Uma conquista para o Amazonas e para os povos indígenas de todo o país aconteceu no final do mês passado quando o Masp (Museu de Arte de São Paulo) recebeu para o seu acervo a obra ‘Nepu Arquepu’, da indígena tukano Duhigó.
“Duhigó é a sétima artista amazonense a compor o panteão de artistas visuais do seletíssimo acervo do Masp. Antes dela vieram a primeira mulher amazonense no acervo, Branca Coutinho de Oliveira, de Parintins, e um time masculino composto por Manoel Santiago, Moacir Andrade e Sebastião Barbosa, manauenses; Hélio Melo, de Boca do Acre; e o primeiro indígena amazonense, Denilson Baniwa, de Barcelos”, informou Carlysson Sena, diretor da Manaus Amazônia Galeria de Arte, representante de Duhigó e um dos responsáveis pelo quadro da artista passar a ser exposto numa das paredes de um dos mais conceituados museus do país e do mundo.
Duhigó Tukano (seu nome significa primogênita, em tukano) nasceu na aldeia Paricachoeira, em São Gabriel da Cachoeira, filha de pai tukano e mãe dessana, povos que habitam aquela região do alto rio Negro.

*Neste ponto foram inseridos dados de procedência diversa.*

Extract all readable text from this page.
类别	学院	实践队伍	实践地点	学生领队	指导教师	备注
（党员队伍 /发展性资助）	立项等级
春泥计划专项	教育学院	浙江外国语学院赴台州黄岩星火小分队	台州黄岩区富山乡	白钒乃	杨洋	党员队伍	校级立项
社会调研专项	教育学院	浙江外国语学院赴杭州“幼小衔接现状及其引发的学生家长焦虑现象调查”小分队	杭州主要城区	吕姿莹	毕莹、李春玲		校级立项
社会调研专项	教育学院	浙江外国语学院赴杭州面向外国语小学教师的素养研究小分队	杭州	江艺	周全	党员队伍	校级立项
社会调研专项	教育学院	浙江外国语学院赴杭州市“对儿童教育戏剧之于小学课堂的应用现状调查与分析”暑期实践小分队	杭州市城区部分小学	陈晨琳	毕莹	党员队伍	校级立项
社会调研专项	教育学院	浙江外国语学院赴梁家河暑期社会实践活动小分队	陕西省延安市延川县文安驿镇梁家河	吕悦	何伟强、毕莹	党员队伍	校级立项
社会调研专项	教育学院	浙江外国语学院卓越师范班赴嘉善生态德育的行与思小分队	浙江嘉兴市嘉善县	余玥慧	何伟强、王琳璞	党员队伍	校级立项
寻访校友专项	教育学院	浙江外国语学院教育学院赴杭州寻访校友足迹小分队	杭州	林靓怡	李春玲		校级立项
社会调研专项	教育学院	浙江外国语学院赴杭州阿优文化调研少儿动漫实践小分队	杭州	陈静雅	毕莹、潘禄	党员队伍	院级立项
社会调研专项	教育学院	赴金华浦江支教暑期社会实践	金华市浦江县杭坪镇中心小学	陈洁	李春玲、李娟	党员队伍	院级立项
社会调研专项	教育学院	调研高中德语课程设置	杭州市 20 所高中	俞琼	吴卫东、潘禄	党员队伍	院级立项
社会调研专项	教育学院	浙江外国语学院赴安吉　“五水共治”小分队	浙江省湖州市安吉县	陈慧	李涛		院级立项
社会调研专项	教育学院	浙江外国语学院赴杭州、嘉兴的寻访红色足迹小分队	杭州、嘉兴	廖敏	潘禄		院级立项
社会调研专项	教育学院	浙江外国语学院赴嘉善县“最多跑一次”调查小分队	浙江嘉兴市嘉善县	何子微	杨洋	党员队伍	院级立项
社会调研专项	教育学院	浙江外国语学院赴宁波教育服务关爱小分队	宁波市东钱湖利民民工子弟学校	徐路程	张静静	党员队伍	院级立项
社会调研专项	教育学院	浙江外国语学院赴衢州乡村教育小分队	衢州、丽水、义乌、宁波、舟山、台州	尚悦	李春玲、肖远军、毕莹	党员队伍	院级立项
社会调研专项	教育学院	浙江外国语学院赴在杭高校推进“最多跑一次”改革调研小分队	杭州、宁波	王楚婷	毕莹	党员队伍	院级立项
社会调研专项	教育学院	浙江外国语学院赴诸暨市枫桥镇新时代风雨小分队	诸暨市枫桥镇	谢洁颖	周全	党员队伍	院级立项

Em 1995, Duhigó veio morar em Manaus e, dez anos depois, em 2005, concluiu o curso de pintura na Escola de Arte do Instituto Dirson Costa de Arte e Cultura da Amazônia, tornando-se uma profissional nas artes.
“Há cinco anos, desde que inauguramos a Manaus Amazônia Galeria de Arte, ela passou a ser agenciada por nós, e estamos fazendo esse trabalho de projetar seu trabalho no cenário tanto nacional quanto internacional. Com isso ela vem conquistando admiradores de sua arte no Brasil e no exterior”, falou Carlysson.
Compraram e doaram
Nesses 16 anos de carreira artística, Duhigó atingiu uma vasta produção de obras de arte inspiradas, principalmente, na cultura indígena e nas memórias da convivência em sua aldeia, entre seu povo, atingindo um lugar de destaque na história da arte amazonense e brasileira, agora, ao se tornar a primeira mulher indígena amazonense a compor o acervo do Masp.
Uma história interessante sobre a ida do quadro de Duhigó para o Masp, é que o museu, privado e sem fins lucrativos, não compra nenhuma das obras que compõem seu acervo, sendo todas frutos de doações.
“Então articulamos junto ao casal paulista de colecionadores de obras de arte, Mônica e Fábio Ulhoa Coelho, para que adquirissem o quadro e o doassem para o museu, o que prontamente eles fizeram, permitindo que, desde 27 de agosto, o quadro esteja em exibição na mostra ‘Acervo em transformação – doações recentes’, que ficará em cartaz até fevereiro de 2022”, contou.
Carlysson lembrou ser relevante a conquista de Duhigó por vários motivos, primeiro por ser a obra de uma mulher e o próprio Masp ter poucas mulheres artistas em seu acervo; segundo pelo fato dela ser indígena.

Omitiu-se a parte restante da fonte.